It’s so quiet a pin could drop and your eardrums would pop.
Four individuals walk slowly onto the stage; as they settle into their positions a hush descends and all and sundry point their faces forward, towards an equally muted quartet now bathed in a flood of red. A few whispers tickle the ear canals of those towards the back, but that murmuring aside we could conceivably be in the catacombs of a church: it’s dark and silent, bodies packed tight and ready to receive tonight’s sermon. It’s one that needs no words for its effect to be at times overwhelming, at times so heart-piercingly affecting that all a man can do is shut their eyes and let the moment whisk them away, like Dorothy and her little dog in a whirlwind. This isn’t London anymore, not on Mono’s watch.
Dirty streets and dirtier people dissolve from the individual’s thoughts as the Japanese instrumental act – to categorise them as simply post-rock carries certain implications that shouldn’t be permitted the chance to lay roots within your perception; their emotional hold on an audience is quite unlike any of their peers – raise the volume slowly and gracefully, certain songs only truly filling the packed room at the six-minute mark. Four minutes and a barrage of drums and riffs later all eyes are staring upwards, everyone in The Underworld holding their breath as they pray the roof doesn’t fall in.

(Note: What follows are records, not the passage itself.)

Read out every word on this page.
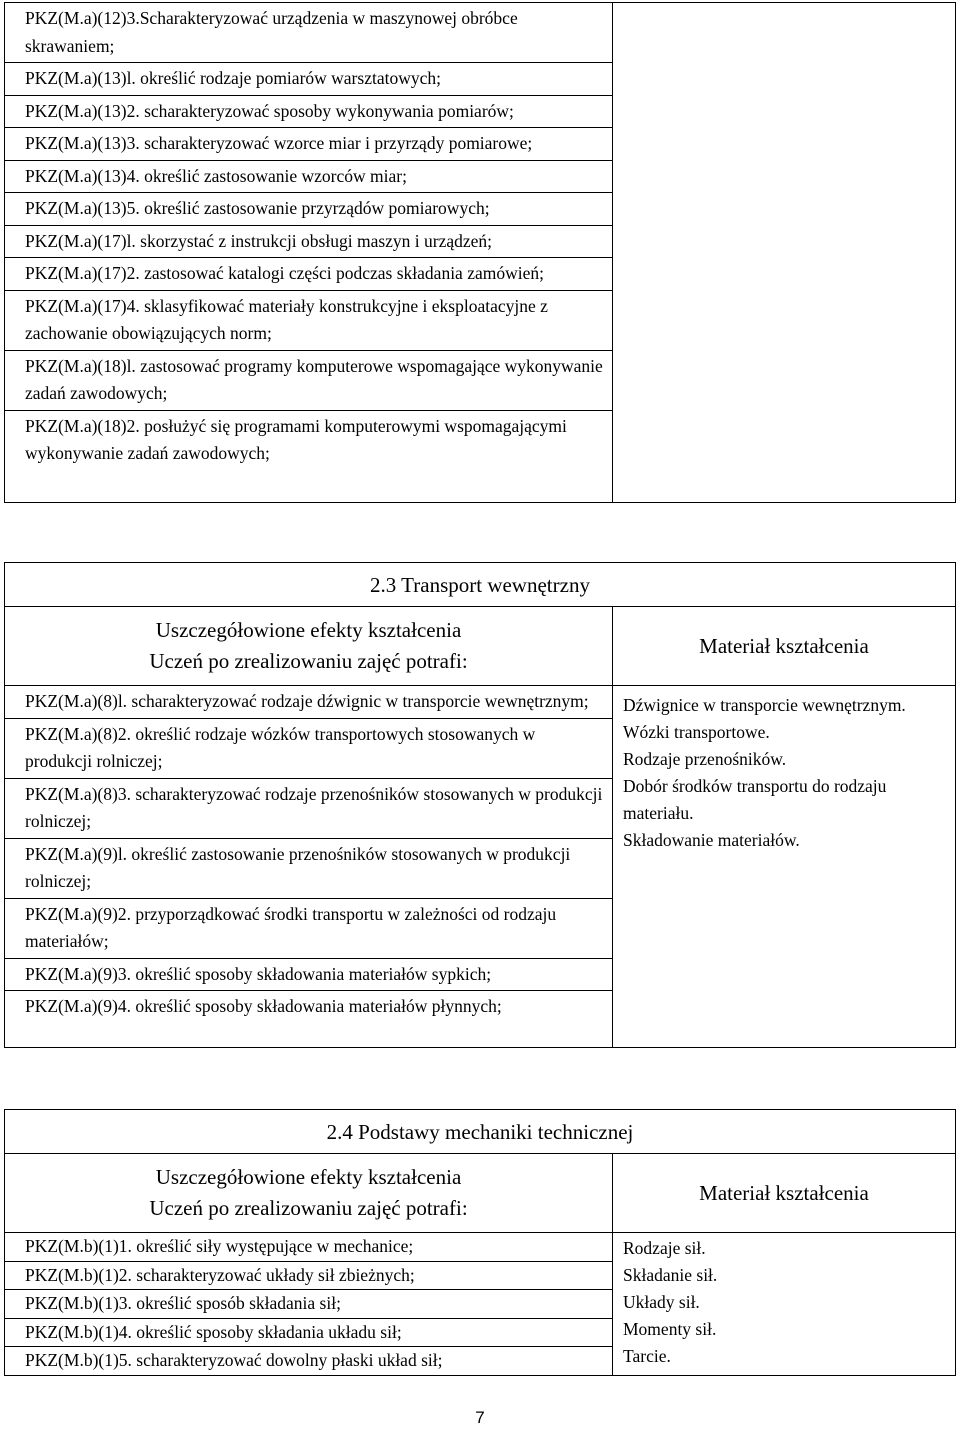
PKZ(M.a)(12)3.Scharakteryzować urządzenia w maszynowej obróbce skrawaniem;
PKZ(M.a)(13)l. określić rodzaje pomiarów warsztatowych;
PKZ(M.a)(13)2. scharakteryzować sposoby wykonywania pomiarów;
PKZ(M.a)(13)3. scharakteryzować wzorce miar i przyrządy pomiarowe;
PKZ(M.a)(13)4. określić zastosowanie wzorców miar;
PKZ(M.a)(13)5. określić zastosowanie przyrządów pomiarowych;
PKZ(M.a)(17)l. skorzystać z instrukcji obsługi maszyn i urządzeń;
PKZ(M.a)(17)2. zastosować katalogi części podczas składania zamówień;
PKZ(M.a)(17)4. sklasyfikować materiały konstrukcyjne i eksploatacyjne z zachowanie obowiązujących norm;
PKZ(M.a)(18)l. zastosować programy komputerowe wspomagające wykonywanie zadań zawodowych;
PKZ(M.a)(18)2. posłużyć się programami komputerowymi wspomagającymi wykonywanie zadań zawodowych;
2.3 Transport wewnętrzny
Uszczegółowione efekty kształcenia
Uczeń po zrealizowaniu zajęć potrafi:
Materiał kształcenia
PKZ(M.a)(8)l. scharakteryzować rodzaje dźwignic w transporcie wewnętrznym;
PKZ(M.a)(8)2. określić rodzaje wózków transportowych stosowanych w produkcji rolniczej;
PKZ(M.a)(8)3. scharakteryzować rodzaje przenośników stosowanych w produkcji rolniczej;
PKZ(M.a)(9)l. określić zastosowanie przenośników stosowanych w produkcji rolniczej;
PKZ(M.a)(9)2. przyporządkować środki transportu w zależności od rodzaju materiałów;
PKZ(M.a)(9)3. określić sposoby składowania materiałów sypkich;
PKZ(M.a)(9)4. określić sposoby składowania materiałów płynnych;
Dźwignice w transporcie wewnętrznym.
Wózki transportowe.
Rodzaje przenośników.
Dobór środków transportu do rodzaju materiału.
Składowanie materiałów.
2.4 Podstawy mechaniki technicznej
Uszczegółowione efekty kształcenia
Uczeń po zrealizowaniu zajęć potrafi:
Materiał kształcenia
PKZ(M.b)(1)1. określić siły występujące w mechanice;
PKZ(M.b)(1)2. scharakteryzować układy sił zbieżnych;
PKZ(M.b)(1)3. określić sposób składania sił;
PKZ(M.b)(1)4. określić sposoby składania układu sił;
PKZ(M.b)(1)5. scharakteryzować dowolny płaski układ sił;
Rodzaje sił.
Składanie sił.
Układy sił.
Momenty sił.
Tarcie.
7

Though the walls are shaken in earnest this evening, it’s not Mono’s bombast that sets them apart from the crowd: each and every instrumental rock act in lands far and wide can master the quiet-LOUD-quiet thing given a couple of Mogwai albums and the right set of pedals. Where Mono excel is in the execution of these admittedly often formulaic arrangements: there are undulating waves of crisp guitar tones and shimmering cymbal rushes, each fresh impact triggering the tiniest of lumps to begin forming in the throat. When they strip away the senses-shredding noise, Mono reveal a tenderness that few acts renowned for thunderous performances can muster: it’s during these essential lulls, the breaks in the assault, that said physical by-products of such a stirring set are permitted the space to grow. Tears fall, of that you can be sure; whether you see them or not through barely-open eyes is another matter. Visually, Mono aren’t anything special; aurally, they’re at times absolutely otherworldly and consistently able to point their audience down a yellow-brick road to spiritual fulfilment.
They leave to a choir of encore-requesters, each and every mind and soul literally crying out for more. Not a word is returned the front row’s way. And not one needs to be. Two minutes later, outside, it’s not so quiet: the ups and ups of the last hour-twenty reverberate around the brain, the ears’ ringing just a temporary reminder of another Mono show that’ll live long in the memory.
Photographs by Lucy Johnston

great review
and it was a great show
:)
Dublin gig
I seen them there in Dublin and they were also fantastic
Yeah, good review.
They do almost everything exactly the same as a million other bands, but they just do it all so right.
I think they're my favourite in the genre.
It might have been down to exhaustion
from a hangover and lack of sleep or the fact that my head was still dizzied from Arab Strap breaking my heart and putting it back together with sticky tape the previous night, but despite my immense liking for Mono, I couldn't get into it at all. It just seemed... nice. Pleasant. Which is a shame given that last time I saw them they damn near annihilated me.
...?
What a load of old dog... i feel like i've just walked into a 6th form common room reading this review. How can such an explosive band inspire such insipid, turgid writing?!
youre
not familiar with constructive criticism are you?
how rude.
con... waht?
Just an opinion. Don't like it? Run for Parliament.